The Fatah Movement, which dominates today’s Palestinian Authority, was formed in 1959 to model liberation movements in Vietnam and Algeria. Regarding its connection to the Algerian struggle, the Fatah manifesto read: “The guerrilla war in Algeria, launched five years before the creation of Fatah, has a profound influence on us. […] They symbolise the success we dreamed of.”

This sentiment was championed by most modern Palestinian movements as it proved to be a successful strategy for most southern liberation movements. In the case of Vietnam, the resistance to US occupation carried out even during political talks in Paris. The underground resistance in South Africa remained vigilant until it became clear that the country’s apartheid regime was in the process of being dismantled.

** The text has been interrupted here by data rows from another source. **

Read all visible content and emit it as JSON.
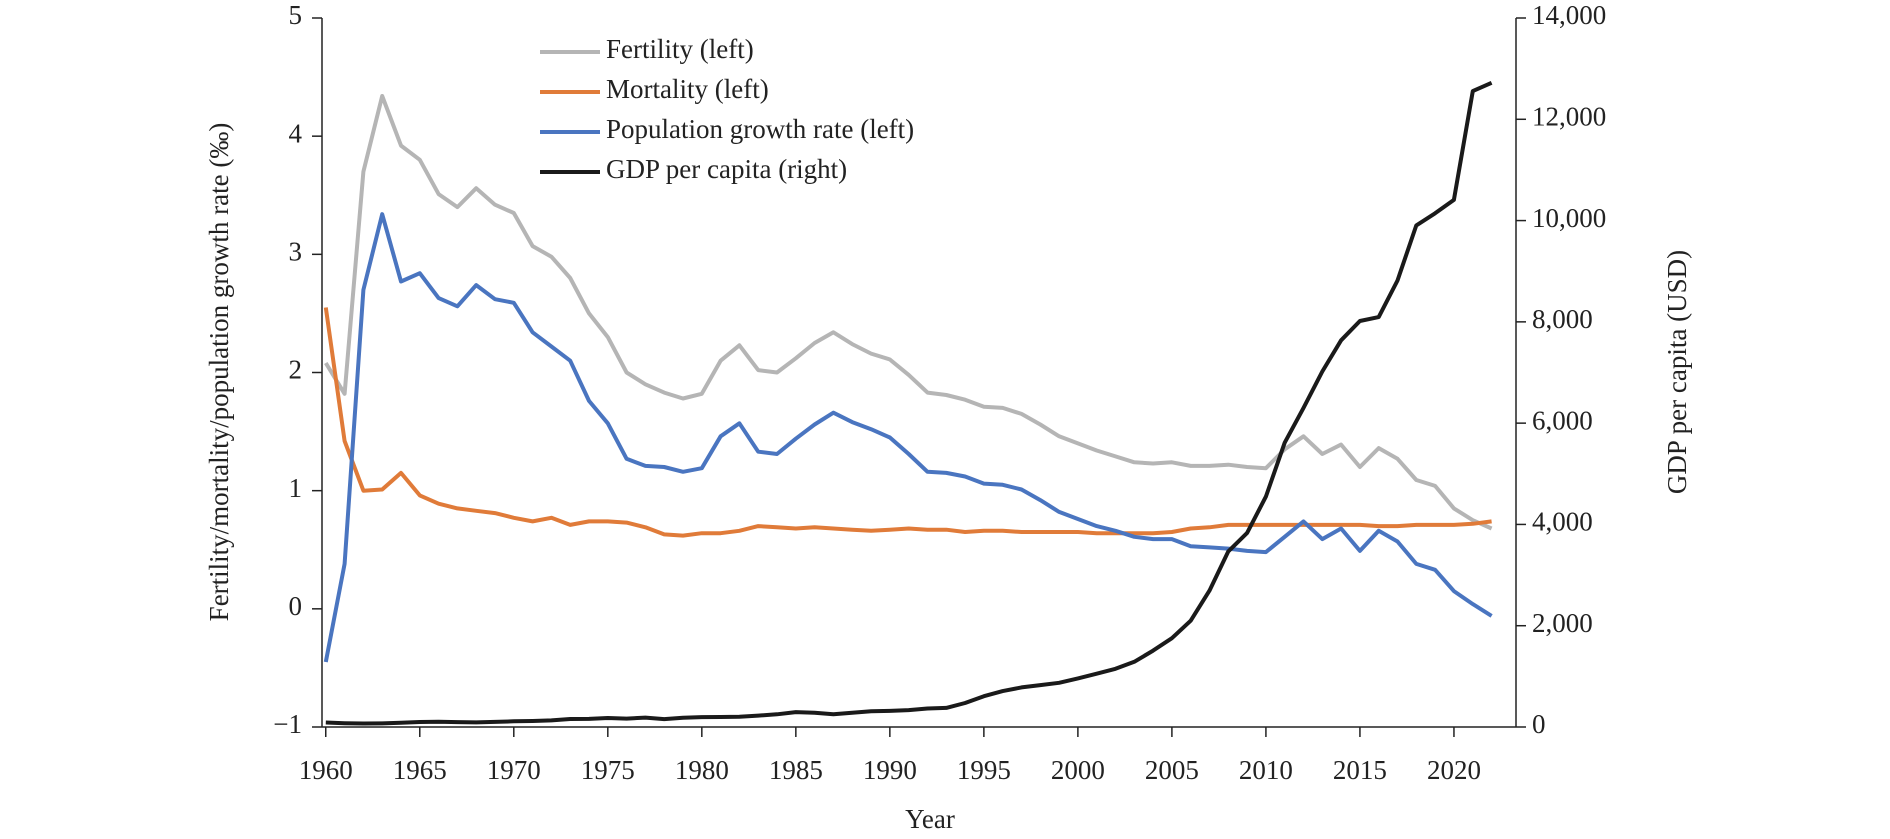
{
  "chart_data": {
    "type": "line",
    "x_label": "Year",
    "y_label": "Fertility/mortality/population growth rate (‰)",
    "y2_label": "GDP per capita (USD)",
    "x": [
      1960,
      1961,
      1962,
      1963,
      1964,
      1965,
      1966,
      1967,
      1968,
      1969,
      1970,
      1971,
      1972,
      1973,
      1974,
      1975,
      1976,
      1977,
      1978,
      1979,
      1980,
      1981,
      1982,
      1983,
      1984,
      1985,
      1986,
      1987,
      1988,
      1989,
      1990,
      1991,
      1992,
      1993,
      1994,
      1995,
      1996,
      1997,
      1998,
      1999,
      2000,
      2001,
      2002,
      2003,
      2004,
      2005,
      2006,
      2007,
      2008,
      2009,
      2010,
      2011,
      2012,
      2013,
      2014,
      2015,
      2016,
      2017,
      2018,
      2019,
      2020,
      2021,
      2022
    ],
    "xlim": [
      1959.8,
      2023.3
    ],
    "xticks": [
      1960,
      1965,
      1970,
      1975,
      1980,
      1985,
      1990,
      1995,
      2000,
      2005,
      2010,
      2015,
      2020
    ],
    "ylim": [
      -1,
      5
    ],
    "yticks": [
      {
        "value": -1,
        "label": "−1"
      },
      0,
      1,
      2,
      3,
      4,
      5
    ],
    "y2lim": [
      0,
      14000
    ],
    "y2ticks": [
      0,
      {
        "value": 2000,
        "label": "2,000"
      },
      {
        "value": 4000,
        "label": "4,000"
      },
      {
        "value": 6000,
        "label": "6,000"
      },
      {
        "value": 8000,
        "label": "8,000"
      },
      {
        "value": 10000,
        "label": "10,000"
      },
      {
        "value": 12000,
        "label": "12,000"
      },
      {
        "value": 14000,
        "label": "14,000"
      }
    ],
    "legend": "upper left",
    "series": [
      {
        "name": "Fertility (left)",
        "color": "#b5b5b5",
        "values": [
          2.08,
          1.82,
          3.7,
          4.34,
          3.92,
          3.8,
          3.51,
          3.4,
          3.56,
          3.42,
          3.35,
          3.07,
          2.98,
          2.8,
          2.5,
          2.3,
          2.0,
          1.9,
          1.83,
          1.78,
          1.82,
          2.1,
          2.23,
          2.02,
          2.0,
          2.12,
          2.25,
          2.34,
          2.24,
          2.16,
          2.11,
          1.98,
          1.83,
          1.81,
          1.77,
          1.71,
          1.7,
          1.65,
          1.56,
          1.46,
          1.4,
          1.34,
          1.29,
          1.24,
          1.23,
          1.24,
          1.21,
          1.21,
          1.22,
          1.2,
          1.19,
          1.35,
          1.46,
          1.31,
          1.39,
          1.2,
          1.36,
          1.27,
          1.09,
          1.04,
          0.85,
          0.75,
          0.68
        ]
      },
      {
        "name": "Mortality (left)",
        "color": "#e07b39",
        "values": [
          2.55,
          1.42,
          1.0,
          1.01,
          1.15,
          0.96,
          0.89,
          0.85,
          0.83,
          0.81,
          0.77,
          0.74,
          0.77,
          0.71,
          0.74,
          0.74,
          0.73,
          0.69,
          0.63,
          0.62,
          0.64,
          0.64,
          0.66,
          0.7,
          0.69,
          0.68,
          0.69,
          0.68,
          0.67,
          0.66,
          0.67,
          0.68,
          0.67,
          0.67,
          0.65,
          0.66,
          0.66,
          0.65,
          0.65,
          0.65,
          0.65,
          0.64,
          0.64,
          0.64,
          0.64,
          0.65,
          0.68,
          0.69,
          0.71,
          0.71,
          0.71,
          0.71,
          0.71,
          0.71,
          0.71,
          0.71,
          0.7,
          0.7,
          0.71,
          0.71,
          0.71,
          0.72,
          0.74
        ]
      },
      {
        "name": "Population growth rate (left)",
        "color": "#4a75c0",
        "values": [
          -0.45,
          0.38,
          2.7,
          3.34,
          2.77,
          2.84,
          2.63,
          2.56,
          2.74,
          2.62,
          2.59,
          2.34,
          2.22,
          2.1,
          1.76,
          1.57,
          1.27,
          1.21,
          1.2,
          1.16,
          1.19,
          1.46,
          1.57,
          1.33,
          1.31,
          1.44,
          1.56,
          1.66,
          1.58,
          1.52,
          1.45,
          1.31,
          1.16,
          1.15,
          1.12,
          1.06,
          1.05,
          1.01,
          0.92,
          0.82,
          0.76,
          0.7,
          0.66,
          0.61,
          0.59,
          0.59,
          0.53,
          0.52,
          0.51,
          0.49,
          0.48,
          0.61,
          0.74,
          0.59,
          0.68,
          0.49,
          0.66,
          0.57,
          0.38,
          0.33,
          0.15,
          0.04,
          -0.06
        ]
      },
      {
        "name": "GDP per capita (right)",
        "color": "#1a1a1a",
        "axis": "y2",
        "values": [
          89,
          76,
          70,
          72,
          85,
          98,
          104,
          97,
          91,
          100,
          113,
          118,
          131,
          157,
          160,
          178,
          165,
          185,
          156,
          183,
          195,
          197,
          203,
          225,
          250,
          294,
          281,
          251,
          283,
          311,
          318,
          333,
          366,
          377,
          473,
          609,
          709,
          781,
          828,
          873,
          959,
          1053,
          1149,
          1288,
          1509,
          1753,
          2099,
          2694,
          3468,
          3832,
          4550,
          5614,
          6301,
          7020,
          7636,
          8016,
          8094,
          8817,
          9905,
          10144,
          10409,
          12556,
          12720
        ]
      }
    ]
  }
}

Palestinian disunity, however, which was a direct result of the Oslo Accords, made a unified Palestinian position on resistance untenable. The very idea of resistance itself became subject to the political whims and interests of factions. When, in July 2013, PA President Abbas condemned armed resistance, he was trying to score political points with his western supporters, and further sow the seeds of division among his people.

The truth is that Hamas neither invented nor has ownership of, armed resistance. In June 2021, a poll, conducted by the Palestinian Centre for Policy and Survey Research (PSR), revealed that 60 per cent of Palestinians support “a return to armed confrontations and Intifada”. By stating so, Palestinians were not necessarily declaring allegiance to Hamas. Armed resistance, though in a different style and capacity also exists in the West Bank, and is largely championed by Fatah’s own Al-Aqsa Martyrs Brigades. The recent Israeli attacks on the town of Jenin, in the northern West Bank, were not aimed at eliminating Hamas, Islamic Jihad or socialist fighters, but Fatah’s own.

Skewed media coverage and misrepresentation of the resistance, often by Palestinian factions themselves, turned the very idea of resistance into a political and factional scuffle, forcing everyone involved to take a position on the issue. The discourse on the resistance, however, began changing in the last year.

The May 2021 rebellion and the Israeli war on Gaza – known among Palestinians as the Unity Intifada – served as a paradigm shift. The language became unified; self-serving political references quickly dissipated; collective frames of reference began replacing provisional, regional and factional ones; occupied Jerusalem and Al-Aqsa Mosque emerged as the unifying symbols of resistance; a new generation began to emerge and quickly began to develop new platforms.

On 29 May, the Israeli government insisted on allowing the so-called ‘Flag March’ – a mass rally by Israeli Jewish extremists that celebrate the capture of the Palestinian city of Al-Quds – to once more pass through Palestinian neighbourhoods of occupied East Jerusalem. This was the very occasion that instigated the violence of the previous year. Aware of the impending violence which often results from such provocations, Israel wanted to impose the timing and determine the nature of the violence. It failed. Gaza didn’t fire rockets. Instead, tens of thousands of Palestinians mobilised throughout occupied Palestine, thus allowing popular mobilisation and coordination between numerous communities to grow. Palestinians proved able to coordinate their responsibility, despite the numerous obstacles, hardships and logistical difficulties.

The events of the last year are a testament that Palestinians are finally freeing their resistance from factional interests. The most recent confrontations show that Palestinians are even harnessing resistance as a strategic objective. Muqawama in Palestine is no longer ‘symbolic’ or supposedly ‘random’ violence that reflects ‘desperation’ and lack of political horizon. It is becoming more defined, mature and well-coordinated.

This phenomenon must be extremely worrying to Israel, as the coming months and years could prove critical in changing the nature of the confrontation between Palestinians and their occupiers. Considering that the new resistance is centred around home-grown, grassroots, community-oriented movements, it has far greater chances of success than previous attempts. It is much easier for Israel to assassinate a fighter than to uproot the values of resistance from the heart of a community.